Security and Privacy

There are, of course, security and privacy concerns. There are with current Amazon service with the Ring and Echo devices, so there’s no reason why there should be fewer concerns now. Once your network is extended, you will be sharing more.

However, Amazon is trying to confront those concerns before the release of Amazon Sidewalk. “As a crowdsourced community benefit, Amazon Sidewalk is only as powerful as the trust our customers place in us to safeguard customer data,” wrote Amazon in a white paper explaining privacy and security steps it would take.

Amazon compares itself to the postal service. It processes the data of the devices and sends it to the application server. It further explains the post office doesn’t get to read your mail, only the envelope.

News Amazon Sidewalk Ring

Amazon Sidewalk will be the same. “Information customers would deem sensitive, like the contents of a packet sent over the Sidewalk network, is not seen by Sidewalk,” wrote Amazon. Only the intended destinations are allowed to access that information. Owners of Sidewalk gateways won’t be able to access data from the endpoints that use their bandwidth, and endpoint users do not have access to the gateway information.

Amazon also promises to delete all information that is used to route each packet every 24 hours and will use rolling device IDs to ensure data across the Sidewalk network won’t be linked to specific customers. Additionally, it looks like Amazon device owners will be able to turn Amazon Sidewalk off.

Devices that Will Work with Amazon Sidewalk

Just about every Echo and Ring device will work with Amazon Sidewalk but not to its full capacity. The only ones that will be equipped to send long-range low-bandwidth signals on the 900MHz band are the new spherical Amazon Echo and Echo Show 10. The Ring Floodlight Cam and wired version of the Ring Spotlight Cam will service as Sidewalk bridges that use the BLE and 900MHz band.
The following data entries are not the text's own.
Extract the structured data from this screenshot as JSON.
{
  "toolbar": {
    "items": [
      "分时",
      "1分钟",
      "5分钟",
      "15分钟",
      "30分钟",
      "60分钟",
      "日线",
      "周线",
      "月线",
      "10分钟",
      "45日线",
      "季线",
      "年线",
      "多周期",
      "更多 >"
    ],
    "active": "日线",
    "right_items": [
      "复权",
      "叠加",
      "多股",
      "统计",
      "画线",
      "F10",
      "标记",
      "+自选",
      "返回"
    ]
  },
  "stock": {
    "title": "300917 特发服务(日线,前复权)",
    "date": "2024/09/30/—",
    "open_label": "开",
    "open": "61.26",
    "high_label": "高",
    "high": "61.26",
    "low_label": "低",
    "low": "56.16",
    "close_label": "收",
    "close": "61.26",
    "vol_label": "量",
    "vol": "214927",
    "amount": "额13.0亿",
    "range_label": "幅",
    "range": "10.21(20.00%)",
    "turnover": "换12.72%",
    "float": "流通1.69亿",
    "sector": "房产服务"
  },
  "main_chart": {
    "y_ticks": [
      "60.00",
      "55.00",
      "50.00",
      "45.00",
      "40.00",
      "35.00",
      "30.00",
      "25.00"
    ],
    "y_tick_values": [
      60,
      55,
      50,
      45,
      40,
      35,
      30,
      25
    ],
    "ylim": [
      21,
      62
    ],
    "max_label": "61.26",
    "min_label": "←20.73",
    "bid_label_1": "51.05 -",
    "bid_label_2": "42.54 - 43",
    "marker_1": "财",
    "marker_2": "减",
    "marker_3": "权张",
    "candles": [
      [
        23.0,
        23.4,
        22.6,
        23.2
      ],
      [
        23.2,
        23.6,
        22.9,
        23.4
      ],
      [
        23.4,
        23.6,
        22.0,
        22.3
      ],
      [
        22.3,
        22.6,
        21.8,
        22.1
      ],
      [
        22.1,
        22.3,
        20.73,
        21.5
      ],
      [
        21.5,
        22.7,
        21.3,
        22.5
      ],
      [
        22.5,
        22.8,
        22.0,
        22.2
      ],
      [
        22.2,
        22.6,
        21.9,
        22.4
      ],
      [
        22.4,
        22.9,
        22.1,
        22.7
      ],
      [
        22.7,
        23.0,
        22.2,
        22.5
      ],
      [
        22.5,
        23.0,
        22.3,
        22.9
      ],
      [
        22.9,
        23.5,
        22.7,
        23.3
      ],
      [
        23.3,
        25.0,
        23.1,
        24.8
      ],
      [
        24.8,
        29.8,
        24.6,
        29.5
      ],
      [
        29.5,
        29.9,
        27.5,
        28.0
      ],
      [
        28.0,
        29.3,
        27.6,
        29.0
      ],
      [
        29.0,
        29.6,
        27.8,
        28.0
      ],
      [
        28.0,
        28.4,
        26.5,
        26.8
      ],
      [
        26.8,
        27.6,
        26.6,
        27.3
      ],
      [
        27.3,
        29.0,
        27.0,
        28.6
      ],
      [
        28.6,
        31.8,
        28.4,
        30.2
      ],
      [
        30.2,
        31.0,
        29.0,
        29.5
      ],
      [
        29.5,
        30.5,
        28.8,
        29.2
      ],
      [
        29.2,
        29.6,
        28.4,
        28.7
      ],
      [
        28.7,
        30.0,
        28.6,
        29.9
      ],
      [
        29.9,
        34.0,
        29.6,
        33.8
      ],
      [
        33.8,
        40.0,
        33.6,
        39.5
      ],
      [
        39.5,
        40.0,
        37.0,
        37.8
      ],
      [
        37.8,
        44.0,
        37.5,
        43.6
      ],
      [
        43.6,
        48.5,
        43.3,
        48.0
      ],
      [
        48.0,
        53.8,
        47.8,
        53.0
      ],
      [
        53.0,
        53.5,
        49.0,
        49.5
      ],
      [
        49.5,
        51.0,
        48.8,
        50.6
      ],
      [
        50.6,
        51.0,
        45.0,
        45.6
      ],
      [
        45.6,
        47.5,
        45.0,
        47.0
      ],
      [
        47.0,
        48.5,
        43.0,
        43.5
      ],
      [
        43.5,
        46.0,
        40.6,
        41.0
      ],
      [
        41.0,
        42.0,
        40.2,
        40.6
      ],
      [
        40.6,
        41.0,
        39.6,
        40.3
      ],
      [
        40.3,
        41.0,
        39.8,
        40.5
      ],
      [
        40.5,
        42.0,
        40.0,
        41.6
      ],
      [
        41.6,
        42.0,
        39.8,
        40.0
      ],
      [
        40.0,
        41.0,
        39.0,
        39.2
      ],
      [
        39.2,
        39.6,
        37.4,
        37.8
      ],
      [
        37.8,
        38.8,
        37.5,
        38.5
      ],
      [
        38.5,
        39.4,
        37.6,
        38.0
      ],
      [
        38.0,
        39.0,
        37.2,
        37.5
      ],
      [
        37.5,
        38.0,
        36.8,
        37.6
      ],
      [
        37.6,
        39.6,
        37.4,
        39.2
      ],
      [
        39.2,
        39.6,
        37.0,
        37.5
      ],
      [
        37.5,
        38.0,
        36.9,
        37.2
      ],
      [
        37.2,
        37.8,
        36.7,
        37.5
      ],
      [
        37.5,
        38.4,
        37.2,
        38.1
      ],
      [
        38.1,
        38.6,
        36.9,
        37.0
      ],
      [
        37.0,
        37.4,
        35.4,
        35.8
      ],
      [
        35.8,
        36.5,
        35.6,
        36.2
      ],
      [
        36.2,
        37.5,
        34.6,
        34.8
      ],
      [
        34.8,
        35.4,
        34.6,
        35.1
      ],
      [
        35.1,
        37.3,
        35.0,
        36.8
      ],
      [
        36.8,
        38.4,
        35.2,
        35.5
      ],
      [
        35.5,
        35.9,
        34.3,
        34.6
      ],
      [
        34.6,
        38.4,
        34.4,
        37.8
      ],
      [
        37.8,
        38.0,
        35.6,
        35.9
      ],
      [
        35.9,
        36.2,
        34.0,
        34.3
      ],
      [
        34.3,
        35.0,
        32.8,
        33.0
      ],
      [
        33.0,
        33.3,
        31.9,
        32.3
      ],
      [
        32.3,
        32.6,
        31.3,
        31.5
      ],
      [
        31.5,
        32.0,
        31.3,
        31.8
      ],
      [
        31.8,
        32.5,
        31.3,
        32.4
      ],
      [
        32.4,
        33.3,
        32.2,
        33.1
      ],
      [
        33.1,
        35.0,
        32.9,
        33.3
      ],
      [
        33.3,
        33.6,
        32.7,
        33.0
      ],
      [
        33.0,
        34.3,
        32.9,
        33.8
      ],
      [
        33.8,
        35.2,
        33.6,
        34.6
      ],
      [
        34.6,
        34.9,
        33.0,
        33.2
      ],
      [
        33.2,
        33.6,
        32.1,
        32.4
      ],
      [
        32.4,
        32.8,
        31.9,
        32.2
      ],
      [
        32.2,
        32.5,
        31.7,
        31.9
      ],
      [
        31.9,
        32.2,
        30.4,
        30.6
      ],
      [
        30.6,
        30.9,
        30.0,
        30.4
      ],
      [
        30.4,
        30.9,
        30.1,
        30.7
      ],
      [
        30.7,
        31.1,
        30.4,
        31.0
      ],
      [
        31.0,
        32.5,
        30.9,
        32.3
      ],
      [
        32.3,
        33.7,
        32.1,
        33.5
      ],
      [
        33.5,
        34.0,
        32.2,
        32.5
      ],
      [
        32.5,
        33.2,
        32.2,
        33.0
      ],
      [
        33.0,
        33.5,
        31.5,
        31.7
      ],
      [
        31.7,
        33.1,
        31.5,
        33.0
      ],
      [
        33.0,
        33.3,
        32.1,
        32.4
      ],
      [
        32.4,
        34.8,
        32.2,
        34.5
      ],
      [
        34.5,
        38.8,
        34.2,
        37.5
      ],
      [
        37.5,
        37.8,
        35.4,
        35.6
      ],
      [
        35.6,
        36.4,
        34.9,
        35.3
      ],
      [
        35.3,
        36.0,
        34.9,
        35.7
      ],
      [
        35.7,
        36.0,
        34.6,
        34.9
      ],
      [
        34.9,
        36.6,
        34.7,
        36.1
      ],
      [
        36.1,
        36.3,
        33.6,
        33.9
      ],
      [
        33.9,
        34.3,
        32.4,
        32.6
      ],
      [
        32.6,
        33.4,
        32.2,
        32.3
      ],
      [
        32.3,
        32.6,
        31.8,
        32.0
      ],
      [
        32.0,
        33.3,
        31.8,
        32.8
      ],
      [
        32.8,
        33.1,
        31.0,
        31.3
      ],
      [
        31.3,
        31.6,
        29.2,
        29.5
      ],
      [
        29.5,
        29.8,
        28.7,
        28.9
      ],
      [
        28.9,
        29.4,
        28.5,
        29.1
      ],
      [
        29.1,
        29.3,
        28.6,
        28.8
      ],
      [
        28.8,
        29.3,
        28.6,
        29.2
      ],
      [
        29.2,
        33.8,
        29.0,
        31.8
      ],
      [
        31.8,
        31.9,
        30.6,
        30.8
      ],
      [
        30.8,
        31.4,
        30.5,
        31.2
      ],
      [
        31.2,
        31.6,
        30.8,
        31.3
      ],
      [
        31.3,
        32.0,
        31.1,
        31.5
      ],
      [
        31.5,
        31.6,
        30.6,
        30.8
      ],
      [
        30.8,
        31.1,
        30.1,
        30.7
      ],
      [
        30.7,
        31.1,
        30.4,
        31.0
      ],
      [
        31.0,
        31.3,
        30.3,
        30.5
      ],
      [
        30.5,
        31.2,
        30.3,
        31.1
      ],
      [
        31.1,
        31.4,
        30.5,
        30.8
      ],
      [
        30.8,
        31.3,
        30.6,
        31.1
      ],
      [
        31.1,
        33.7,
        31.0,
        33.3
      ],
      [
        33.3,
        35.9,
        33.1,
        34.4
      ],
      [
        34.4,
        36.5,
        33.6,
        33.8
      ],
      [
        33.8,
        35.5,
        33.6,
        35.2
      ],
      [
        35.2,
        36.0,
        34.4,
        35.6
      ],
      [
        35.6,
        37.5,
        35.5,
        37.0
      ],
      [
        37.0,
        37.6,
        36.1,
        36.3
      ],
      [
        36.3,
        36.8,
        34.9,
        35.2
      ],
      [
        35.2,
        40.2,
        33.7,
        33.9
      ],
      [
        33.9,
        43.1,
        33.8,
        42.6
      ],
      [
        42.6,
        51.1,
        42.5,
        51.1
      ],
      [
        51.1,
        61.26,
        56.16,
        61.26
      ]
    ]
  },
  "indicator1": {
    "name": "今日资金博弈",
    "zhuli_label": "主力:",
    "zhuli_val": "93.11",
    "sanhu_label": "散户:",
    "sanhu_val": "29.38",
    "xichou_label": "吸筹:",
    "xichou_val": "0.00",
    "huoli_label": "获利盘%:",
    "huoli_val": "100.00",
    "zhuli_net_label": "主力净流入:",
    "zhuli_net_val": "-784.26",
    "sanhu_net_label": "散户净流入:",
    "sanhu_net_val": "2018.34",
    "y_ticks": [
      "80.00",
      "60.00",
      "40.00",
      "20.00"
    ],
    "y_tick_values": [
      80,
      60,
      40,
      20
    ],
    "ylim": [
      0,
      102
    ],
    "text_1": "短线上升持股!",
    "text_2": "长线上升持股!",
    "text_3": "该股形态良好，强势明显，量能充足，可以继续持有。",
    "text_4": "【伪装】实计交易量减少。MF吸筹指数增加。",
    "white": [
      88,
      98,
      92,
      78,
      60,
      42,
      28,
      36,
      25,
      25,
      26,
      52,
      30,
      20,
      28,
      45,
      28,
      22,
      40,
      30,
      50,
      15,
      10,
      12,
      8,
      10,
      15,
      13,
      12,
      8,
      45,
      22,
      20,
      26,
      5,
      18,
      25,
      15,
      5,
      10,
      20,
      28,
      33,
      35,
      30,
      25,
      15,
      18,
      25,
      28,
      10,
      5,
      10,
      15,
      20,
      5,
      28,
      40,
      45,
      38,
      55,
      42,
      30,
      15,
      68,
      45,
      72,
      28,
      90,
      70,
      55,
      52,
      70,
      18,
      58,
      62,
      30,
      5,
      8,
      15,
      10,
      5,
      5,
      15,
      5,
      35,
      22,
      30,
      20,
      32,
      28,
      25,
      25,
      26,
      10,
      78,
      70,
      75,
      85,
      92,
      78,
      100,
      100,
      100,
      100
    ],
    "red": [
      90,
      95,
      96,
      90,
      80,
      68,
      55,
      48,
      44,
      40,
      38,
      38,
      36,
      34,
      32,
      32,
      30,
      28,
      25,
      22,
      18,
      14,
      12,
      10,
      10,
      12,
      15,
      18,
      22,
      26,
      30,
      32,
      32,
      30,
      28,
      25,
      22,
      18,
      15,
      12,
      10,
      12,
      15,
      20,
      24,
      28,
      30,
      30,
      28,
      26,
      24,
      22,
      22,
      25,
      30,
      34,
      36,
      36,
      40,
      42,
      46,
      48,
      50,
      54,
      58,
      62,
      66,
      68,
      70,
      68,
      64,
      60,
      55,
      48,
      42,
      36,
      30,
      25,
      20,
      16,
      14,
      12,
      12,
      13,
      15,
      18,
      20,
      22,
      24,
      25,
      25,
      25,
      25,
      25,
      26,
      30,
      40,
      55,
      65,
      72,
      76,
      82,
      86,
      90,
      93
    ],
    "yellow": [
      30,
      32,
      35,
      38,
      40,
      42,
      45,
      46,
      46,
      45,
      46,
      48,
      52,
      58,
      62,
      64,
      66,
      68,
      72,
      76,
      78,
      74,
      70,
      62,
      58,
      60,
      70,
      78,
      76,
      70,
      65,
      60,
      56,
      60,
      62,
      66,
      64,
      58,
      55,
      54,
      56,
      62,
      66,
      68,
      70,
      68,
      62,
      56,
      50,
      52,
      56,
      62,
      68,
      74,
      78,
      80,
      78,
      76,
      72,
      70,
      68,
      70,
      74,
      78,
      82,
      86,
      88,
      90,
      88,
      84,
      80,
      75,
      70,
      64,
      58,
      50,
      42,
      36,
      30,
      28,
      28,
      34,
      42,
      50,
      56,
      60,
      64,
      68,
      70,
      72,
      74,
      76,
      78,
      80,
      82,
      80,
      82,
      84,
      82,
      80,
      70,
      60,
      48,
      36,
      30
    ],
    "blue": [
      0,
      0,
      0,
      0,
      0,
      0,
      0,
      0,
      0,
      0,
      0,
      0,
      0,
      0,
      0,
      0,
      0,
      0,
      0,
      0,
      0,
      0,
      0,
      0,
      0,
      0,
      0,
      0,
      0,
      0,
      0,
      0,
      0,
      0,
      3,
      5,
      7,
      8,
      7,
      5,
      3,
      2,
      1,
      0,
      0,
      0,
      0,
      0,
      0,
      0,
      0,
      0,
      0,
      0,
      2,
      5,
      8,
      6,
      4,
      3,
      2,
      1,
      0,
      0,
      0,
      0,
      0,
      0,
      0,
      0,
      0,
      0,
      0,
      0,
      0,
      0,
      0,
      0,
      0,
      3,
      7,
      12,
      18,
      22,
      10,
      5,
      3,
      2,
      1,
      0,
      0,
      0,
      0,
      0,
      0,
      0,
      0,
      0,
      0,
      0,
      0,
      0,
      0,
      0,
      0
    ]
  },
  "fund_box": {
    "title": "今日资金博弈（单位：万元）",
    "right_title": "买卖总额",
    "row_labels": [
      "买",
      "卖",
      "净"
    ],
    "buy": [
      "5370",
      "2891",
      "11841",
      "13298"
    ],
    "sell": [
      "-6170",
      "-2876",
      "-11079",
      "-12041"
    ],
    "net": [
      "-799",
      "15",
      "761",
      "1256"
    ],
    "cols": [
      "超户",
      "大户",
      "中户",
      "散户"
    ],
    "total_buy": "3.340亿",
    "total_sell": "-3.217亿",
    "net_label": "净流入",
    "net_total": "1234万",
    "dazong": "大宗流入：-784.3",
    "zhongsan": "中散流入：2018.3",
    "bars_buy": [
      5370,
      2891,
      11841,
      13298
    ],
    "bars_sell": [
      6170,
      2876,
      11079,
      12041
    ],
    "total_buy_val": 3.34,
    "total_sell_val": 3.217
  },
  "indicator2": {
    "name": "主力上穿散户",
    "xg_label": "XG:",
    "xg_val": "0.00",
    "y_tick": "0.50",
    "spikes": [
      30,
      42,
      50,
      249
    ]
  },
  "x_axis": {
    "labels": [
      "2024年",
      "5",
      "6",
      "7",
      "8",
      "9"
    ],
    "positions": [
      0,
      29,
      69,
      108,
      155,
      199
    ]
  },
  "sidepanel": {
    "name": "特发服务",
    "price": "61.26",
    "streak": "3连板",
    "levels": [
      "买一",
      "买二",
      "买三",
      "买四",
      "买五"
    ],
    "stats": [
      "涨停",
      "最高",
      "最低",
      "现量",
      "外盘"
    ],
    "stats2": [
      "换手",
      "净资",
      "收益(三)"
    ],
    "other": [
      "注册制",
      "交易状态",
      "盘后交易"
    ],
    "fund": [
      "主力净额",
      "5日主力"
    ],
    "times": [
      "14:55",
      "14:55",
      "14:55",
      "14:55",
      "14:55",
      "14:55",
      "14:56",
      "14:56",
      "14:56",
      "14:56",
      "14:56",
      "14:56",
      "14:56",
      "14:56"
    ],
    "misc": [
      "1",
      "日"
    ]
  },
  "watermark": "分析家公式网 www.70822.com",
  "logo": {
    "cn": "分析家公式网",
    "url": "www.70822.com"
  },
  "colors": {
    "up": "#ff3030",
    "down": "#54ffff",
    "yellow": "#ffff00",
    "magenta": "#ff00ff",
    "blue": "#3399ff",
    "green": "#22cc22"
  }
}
Most of the other Echo and Ring devices will only use Bluetooth LE for short-range Sidewalk transmissions. They will help you pair your outdoor devices but won’t extend the Wi-Fi range of your home to go around the block.

Tile is working on a new tracker for the Sidewalk platform, meaning there will probably be other manufacturers that will follow suit, depending on the popularity of Amazon Sidewalk.